Worldwide, the COVID-19 pandemic has left a trail of destruction in its path, including but not limited to plummeting business and government revenues and significant layoffs and/or salary cuts for a multitude of workers. Some notable adverse effects of the pandemic in the OECS sub-region include:
• A dramatic decline in government revenues, of approximately 50 percent.
• Redundancy of thousands of tourism sector workers.
• The temporary closure of non-essential businesses and concomitant effects.
To cushion the adverse impact of the pandemic on the socioeconomic landscape, many of the affected countries have devised income support packages which are being funded and implemented by their social security schemes. These packages are meant to provide temporary income relief and cost tens of millions of dollars to implement. In addition, the governments of the affected territories have provided a wide variety of economic concessions to alleviate the plight of households and businesses. The provision of these concessions will undoubtedly result in tremendous government revenue losses.
Neither the social security schemes nor the governments can sustain these worthy initiatives because the scale of financial and human resources required to do so will become overwhelming over time, bearing in mind that these initiatives are not the primary mandates of these entities.
Given the transitory nature of the income support measures instituted and the need to continue the discussion on suitable country-specific socioeconomic reforms to move forward on a sustainable path, the countries could consider, in the interim, conscientiously and expeditiously resuming economic activity whilst simultaneously adopting a disciplined approach to adhering to the relevant health protocols designed to control the spread of COVID-19.
Adhering to health protocols is very important to:
• Contain the transmission of the coronavirus which causes the COVID-19 disease.
• Gain citizens’ trust and confidence that it will be safe to resume daily activities, which in turn ensures, critically, that the economic recovery is sustained.
The conscientious resumption of economic activity would reverse the trend of social and economic suffering and minimise the need for income support programmes funded by social security schemes or loans and/or grants from internal or external sources. It would also negate the need for governments to maintain the excessive levels of economic concessions which, given the resultant high revenue losses incurred, would handicap governments’ ability to satisfactorily fund administrative operations and development agendas.
Citizens of the Organisation of Eastern Caribbean States (OECS) can be assured that its regional bodies, i.e. the Eastern Caribbean Central Bank (ECCB) and the OECS Commission, will be committed to steadfastly and diligently providing the necessary technical guidance to the member states on medium-to-long-term strategies for responding to the adverse effects of the pandemic.
In the circumstances, a joint fiscal support initiative for the governments could be considered by the independent members of the OECS. This could be treated as a first phase of intervention given these members’ unhindered ability to negotiate with foreign countries and entities. Such negotiating authority is not available to the non-independent territories in the OECS.

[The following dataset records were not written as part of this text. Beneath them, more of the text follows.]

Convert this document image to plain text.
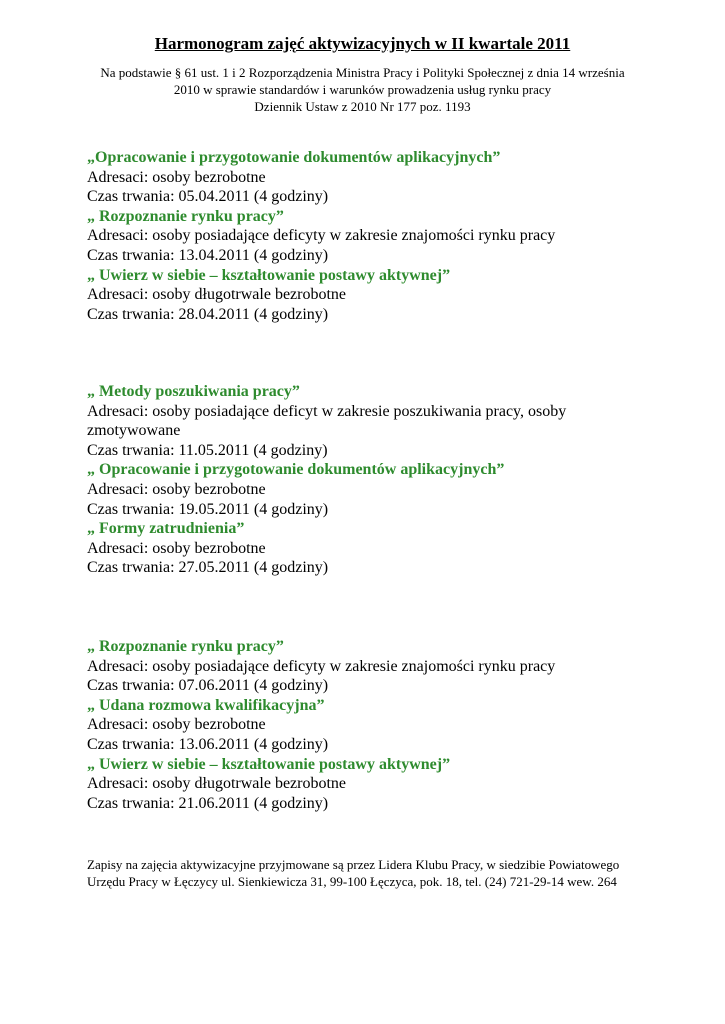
Harmonogram zajęć aktywizacyjnych w II kwartale 2011
Na podstawie § 61 ust. 1 i 2 Rozporządzenia Ministra Pracy i Polityki Społecznej z dnia 14 września
2010 w sprawie standardów i warunków prowadzenia usług rynku pracy
Dziennik Ustaw z 2010 Nr 177 poz. 1193
„Opracowanie i przygotowanie dokumentów aplikacyjnych”
Adresaci: osoby bezrobotne
Czas trwania: 05.04.2011 (4 godziny)
„ Rozpoznanie rynku pracy”
Adresaci: osoby posiadające deficyty w zakresie znajomości rynku pracy
Czas trwania: 13.04.2011 (4 godziny)
„ Uwierz w siebie – kształtowanie postawy aktywnej”
Adresaci: osoby długotrwale bezrobotne
Czas trwania: 28.04.2011 (4 godziny)
„ Metody poszukiwania pracy”
Adresaci: osoby posiadające deficyt w zakresie poszukiwania pracy, osoby zmotywowane
Czas trwania: 11.05.2011 (4 godziny)
„ Opracowanie i przygotowanie dokumentów aplikacyjnych”
Adresaci: osoby bezrobotne
Czas trwania: 19.05.2011 (4 godziny)
„ Formy zatrudnienia”
Adresaci: osoby bezrobotne
Czas trwania: 27.05.2011 (4 godziny)
„ Rozpoznanie rynku pracy”
Adresaci: osoby posiadające deficyty w zakresie znajomości rynku pracy
Czas trwania: 07.06.2011 (4 godziny)
„ Udana rozmowa kwalifikacyjna”
Adresaci: osoby bezrobotne
Czas trwania: 13.06.2011 (4 godziny)
„ Uwierz w siebie – kształtowanie postawy aktywnej”
Adresaci: osoby długotrwale bezrobotne
Czas trwania: 21.06.2011 (4 godziny)
Zapisy na zajęcia aktywizacyjne przyjmowane są przez Lidera Klubu Pracy, w siedzibie Powiatowego Urzędu Pracy w Łęczycy ul. Sienkiewicza 31, 99-100 Łęczyca, pok. 18, tel. (24) 721-29-14 wew. 264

Key representatives from the countries’ respective Ministries of Finance could meet to discuss the make-up of this joint fiscal support initiative, which ultimately would be duly deliberated upon and approved by our political leadership. Our Ministries of Finance have developed the requisite experience and expertise in public sector financial management through continual training, counsel and application of prudent fiscal policy over many years. The programme would be constructed bearing in mind a lifespan of at least six (6) months that would satisfy the immediate requirements/priorities of government expenditure, including but not limited to:
1. Employee wages and salaries.
2. Utility payments.
3. Public infrastructure repairs and maintenance.

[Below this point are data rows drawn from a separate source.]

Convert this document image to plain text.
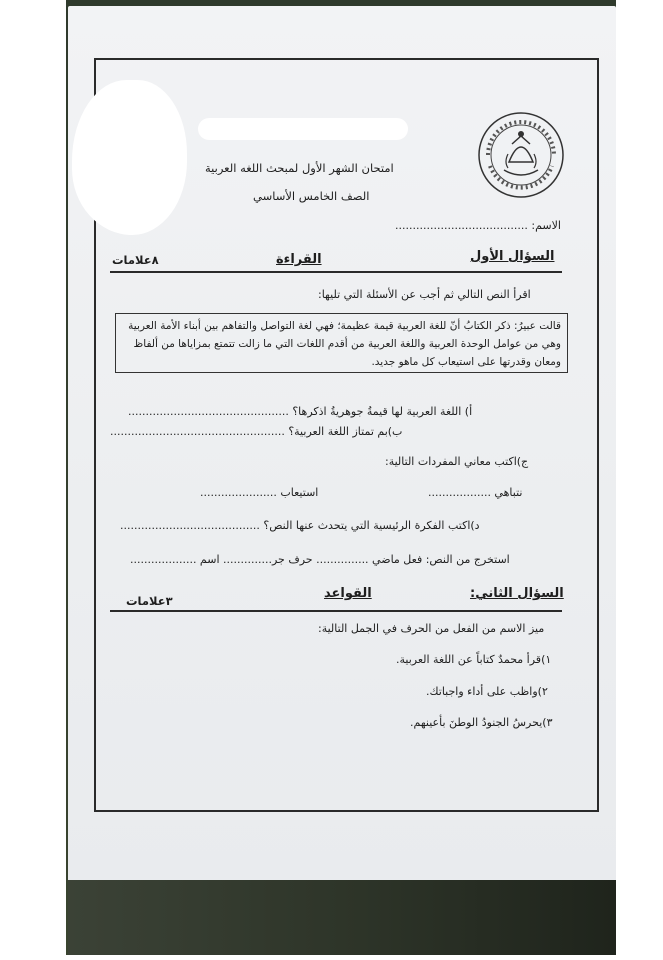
امتحان الشهر الأول لمبحث اللغه العربية
الصف الخامس الأساسي
الاسم: ......................................
٨علامات	القراءة	السؤال الأول
اقرأ النص التالي ثم أجب عن الأسئلة التي تليها:
قالت عبيرُ: ذكر الكتابُ أنّ للغة العربية قيمة عظيمة؛ فهي لغة التواصل والتفاهم بين أبناء الأمة العربية وهي من عوامل الوحدة العربية واللغة العربية من أقدم اللغات التي ما زالت تتمتع بمزاياها من ألفاظ ومعان وقدرتها على استيعاب كل ماهو جديد.
أ) اللغة العربية لها قيمةُ جوهريةُ اذكرها؟ ..............................................
ب)بم تمتاز اللغة العربية؟ ..................................................
ج)اكتب معاني المفردات التالية:
نتباهي ..................
استيعاب ......................
د)اكتب الفكرة الرئيسية التي يتحدث عنها النص؟ ........................................
استخرج من النص: فعل ماضي ............... حرف جر.............. اسم ...................
٣علامات	القواعد	السؤال الثاني:
ميز الاسم من الفعل من الحرف في الجمل التالية:
١)قرأ محمدٌ كتاباً عن اللغة العربية.
٢)واظب على أداء واجباتك.
٣)يحرسُ الجنودُ الوطنَ بأعينهم.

4. Procurement of goods and services.
5. Rental payments for properties housing government offices.
6. Social sector subventions.
The group approach to the design and management of the initiative would give the prospective donor countries/agencies great confidence in the quality of the programme and in the ability of the group to efficiently administer it, given the pooling of the various countries’ relevant human resources.
The funding sources that could be explored include:
1. Regional and international agencies, e.g. Caribbean Development Bank, World Bank and International Monetary Fund which, given their ‘AAA’ investment ratings, can generate funding at low interest rates.

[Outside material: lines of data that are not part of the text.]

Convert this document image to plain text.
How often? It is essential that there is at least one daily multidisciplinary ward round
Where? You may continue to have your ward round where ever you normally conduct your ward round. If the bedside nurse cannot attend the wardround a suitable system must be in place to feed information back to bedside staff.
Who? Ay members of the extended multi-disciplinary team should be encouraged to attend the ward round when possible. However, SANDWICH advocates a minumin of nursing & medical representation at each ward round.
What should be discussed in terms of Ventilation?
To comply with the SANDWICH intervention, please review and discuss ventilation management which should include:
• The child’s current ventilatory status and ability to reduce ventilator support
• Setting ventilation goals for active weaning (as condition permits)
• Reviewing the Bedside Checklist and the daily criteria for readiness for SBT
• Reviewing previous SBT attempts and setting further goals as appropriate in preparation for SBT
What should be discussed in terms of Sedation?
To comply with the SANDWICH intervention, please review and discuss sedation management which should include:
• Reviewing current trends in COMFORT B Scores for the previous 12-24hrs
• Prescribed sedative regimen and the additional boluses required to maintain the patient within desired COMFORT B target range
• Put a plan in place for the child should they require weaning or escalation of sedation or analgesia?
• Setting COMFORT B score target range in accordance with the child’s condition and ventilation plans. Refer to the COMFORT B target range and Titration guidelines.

2. Friendly countries which have enjoyed decades of economic success and with whom our countries have strong international political and economic relations, e.g. Canada.
3. A combination of funding from the options described in (1) and (2).
A country is not meant to stop working, and must continue to interact with the rest of the world. Our countries need to arrive at the point where health protocols are adhered to and operations can resume. Although this may have to be phased in, time is of the essence, because our citizens and our public and private sector operations are in distress. Notwithstanding the adverse developments forced upon our countries, all stakeholders must be very mindful that the successful resumption of economic activity is contingent upon the establishment of a harmonious relationship between our governments and citizenry. In this relationship, the stakeholders must be resolutely committed to containing and controlling the transmission of the coronavirus.